Ошеломленное молчание.

— Ну как?

— Э… вероятно, нет, — отвечает он.

— Именно! Ну, каково бы тебе было, если бы кто-то раззвонил на всех углах, что ты носишь женские трусики?

Эйдан бледнеет.

— Я не ношу женских трусиков!

— Знаю, что не носишь. Вернее, никогда не видела твоего белья. Просто предположи на секунду, что все-таки носишь. Понравилось бы тебе, если бы твой друг взял и выложил все в так называемом бизнес-интервью на телевидении?

Эйдан сосредоточенно хмурится. И вдруг вскидывает голову, словно что-то сообразив.

— Погоди! Интервью с Джеком Харпером, верно? Так ты об этом говоришь? Мы видели его в баре!

— Да неужели? — Я вскидываю руки к небу. — Просто фантастика! А я уже начинала волноваться! Страшно подумать, что было бы, если бы кто-то один во всей Вселенной пропустил это событие века!
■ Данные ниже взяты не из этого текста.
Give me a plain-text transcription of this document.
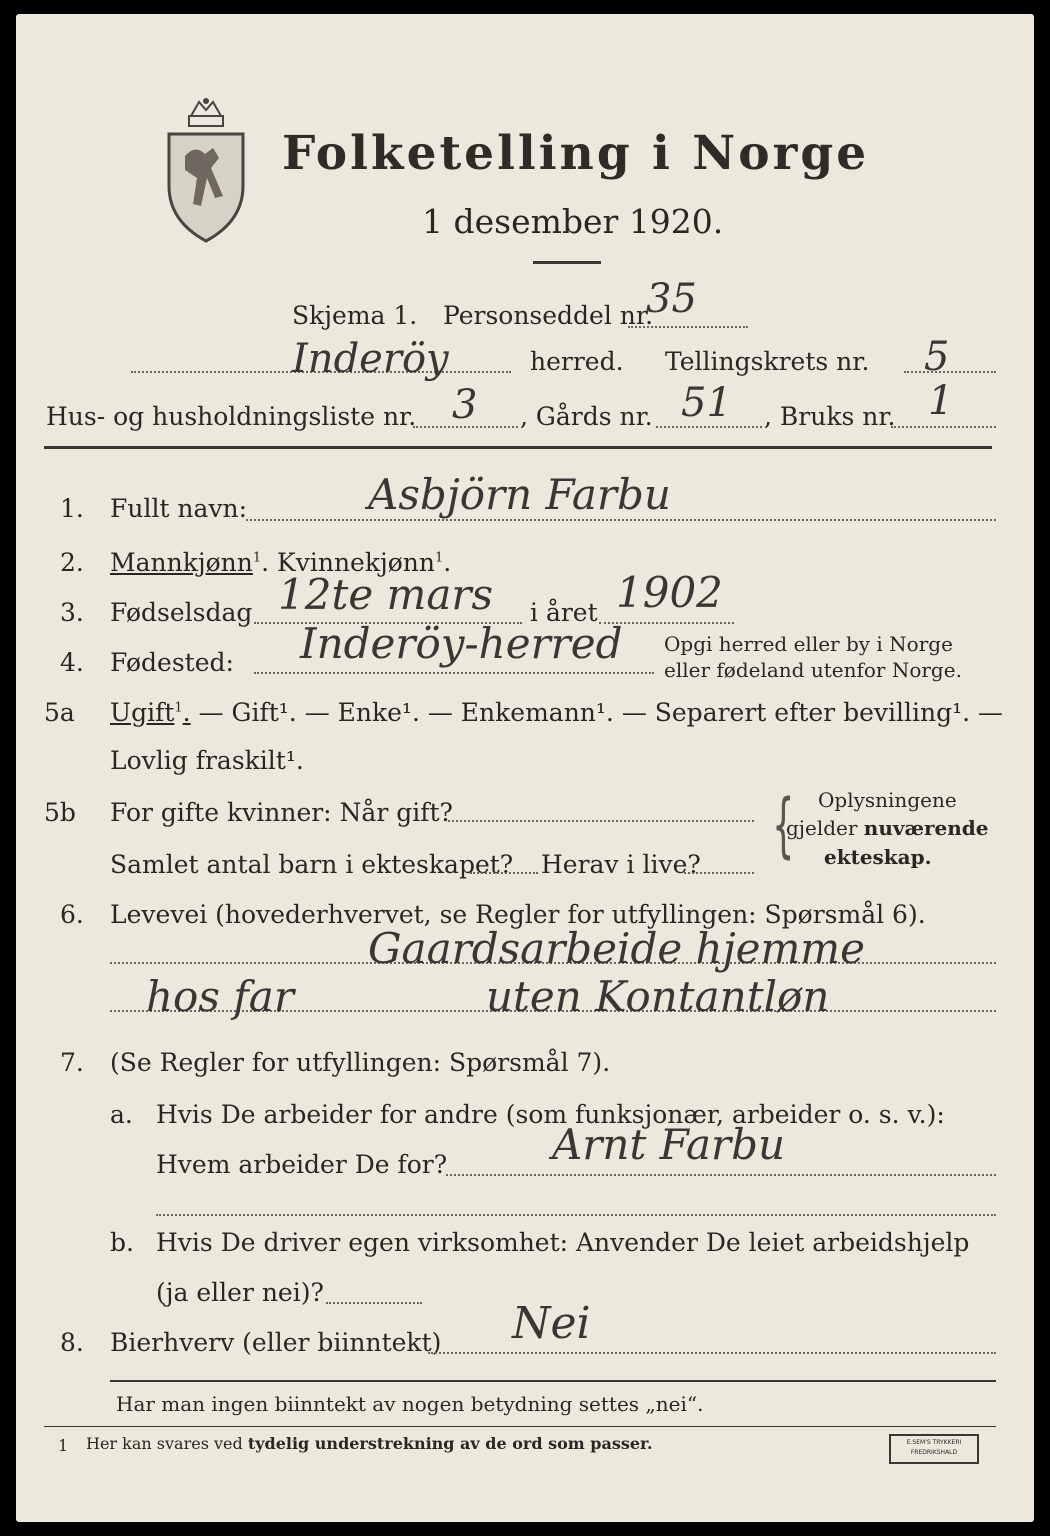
Folketelling i Norge
1 desember 1920.
Skjema 1. Personseddel nr.
35
Inderöy	herred. Tellingskrets nr. 5
Hus- og husholdningsliste nr. 3 , Gårds nr. 51 , Bruks nr. 1
1. Fullt navn:	Asbjörn Farbu
2. Mannkjønn$^1$. Kvinnekjønn$^1$.
3. Fødselsdag 12te mars i året 1902
4. Fødested: Inderöy-herred Opgi herred eller by i Norge
eller fødeland utenfor Norge.
5a Ugift$^1$. — Gift¹. — Enke¹. — Enkemann¹. — Separert efter bevilling¹. —
Lovlig fraskilt¹.
5b For gifte kvinner: Når gift?
Samlet antal barn i ekteskapet? Herav i live? { Oplysningene
gjelder nuværende
ekteskap.
6. Levevei (hovederhvervet, se Regler for utfyllingen: Spørsmål 6).
Gaardsarbeide hjemme
hos far	uten Kontantløn
7. (Se Regler for utfyllingen: Spørsmål 7).
a. Hvis De arbeider for andre (som funksjonær, arbeider o. s. v.):
Hvem arbeider De for? Arnt Farbu
b. Hvis De driver egen virksomhet: Anvender De leiet arbeidshjelp
(ja eller nei)?
8. Bierhverv (eller biinntekt) Nei
Har man ingen biinntekt av nogen betydning settes „nei“.
1 Her kan svares ved tydelig understrekning av de ord som passer.	E.SEM'S TRYKKERI
FREDRIKSHALD
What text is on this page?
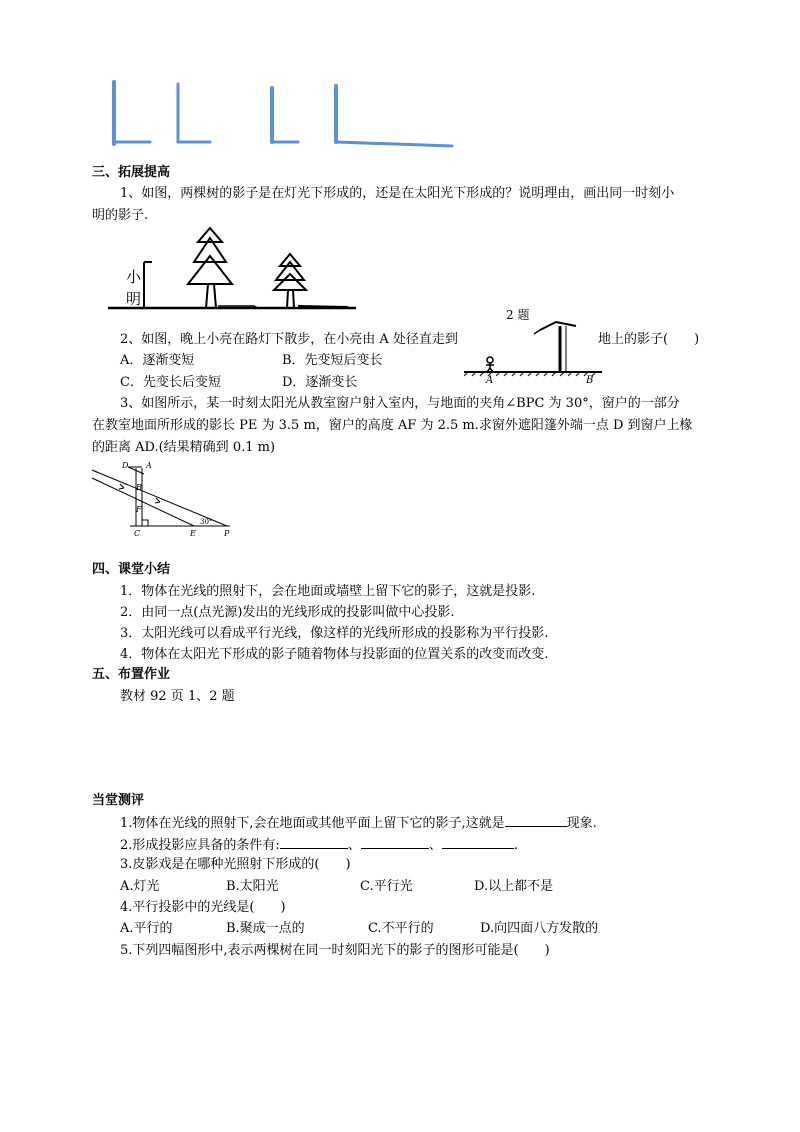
三、拓展提高
1、如图，两棵树的影子是在灯光下形成的，还是在太阳光下形成的？说明理由，画出同一时刻小
明的影子.
小明
2 题
2、如图，晚上小亮在路灯下散步，在小亮由 A 处径直走到	地上的影子(　　)
A	B
A．逐渐变短	B．先变短后变长
C．先变长后变短	D．逐渐变长
3、如图所示，某一时刻太阳光从教室窗户射入室内，与地面的夹角∠BPC 为 30°，窗户的一部分
在教室地面所形成的影长 PE 为 3.5 m，窗户的高度 AF 为 2.5 m.求窗外遮阳篷外端一点 D 到窗户上椽
的距离 AD.(结果精确到 0.1 m)
D A
B
F
C	E	P
30°
四、课堂小结
1．物体在光线的照射下，会在地面或墙壁上留下它的影子，这就是投影.
2．由同一点(点光源)发出的光线形成的投影叫做中心投影.
3．太阳光线可以看成平行光线，像这样的光线所形成的投影称为平行投影.
4．物体在太阳光下形成的影子随着物体与投影面的位置关系的改变而改变.
五、布置作业
教材 92 页 1、2 题
当堂测评
1.物体在光线的照射下,会在地面或其他平面上留下它的影子,这就是	现象.
2.形成投影应具备的条件有:	、	、	.
3.皮影戏是在哪种光照射下形成的(　　)
A.灯光	B.太阳光	C.平行光	D.以上都不是
4.平行投影中的光线是(　　)
A.平行的	B.聚成一点的	C.不平行的	D.向四面八方发散的
5.下列四幅图形中,表示两棵树在同一时刻阳光下的影子的图形可能是(　　)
— Так это ты? Это ты читаешь по пятнадцать гороскопов в день и врешь насчет… Прости. Пожалуйста, прости. Представляю, каково тебе сейчас. Ты, должно быть, очень обижена.

— Очень. Очень обижена. И зла. И унижена.

И сбита с толку, добавляю я мысленно. Так сбита с толку, потрясена и ошарашена, что едва могу сохранять равновесие. Кажется, если попытаюсь встать, просто рухну. Всего за несколько минут мой мир перевернулся с ног на голову.

Я думала, Джек меня любит.

Я думала, мы с ним…

Неистовая боль пронзает меня, разрывая на части, и я обхватываю голову руками.

— Откуда он столько знает о тебе? — нерешительно спрашивает Эйдан. — Между вами что-то… есть?

— Познакомились в самолете, — объясняю я, стараясь держать себя в руках. — И… весь полет я рассказывала о себе. Потом несколько раз встречались, и я вообразила… — Голос предательски дрожит. — Я, честно, воображала, что… ну, ты понимаешь. — Щекам становится горячо. — Словом, что это настоящее. Но, как оказалось, я ему не нужна. Просто он хотел лучше понять девушек с улицы. Узнать, что им нужно. Для его дурацкой продукции. Для идиотской женской линии.

Я заново переживаю все случившееся, и осознание собственной глупости терзает меня с новой силой. Я впервые облекла в слова то, что мучило меня последние полтора часа, и этого уже невозможно вынести.

По лицу катится слеза. За ней вторая.

Джек использовал меня.

Поэтому и пригласил на ужин.

Поэтому так увлекся мной.

Поэтому ловил каждое мое слово.

Поэтому был заворожен.

Поэтому моя жизнь так его захватила.

И это была не любовь. Просто бизнес.

Я неожиданно для себя всхлипываю.

— Прости… — давлюсь я слезами. — Прости. Я сама не думала…

— Не волнуйся, — участливо шепчет Эйдан. — Совершенно естественная реакция. — Он сокрушенно качает головой. — Я мало что знаю о большом бизнесе, но, мне кажется, эти парни не могут взобраться наверх, не раздавив по пути пару-тройку друзей. Для того чтобы преуспеть, нужно забыть о жалости.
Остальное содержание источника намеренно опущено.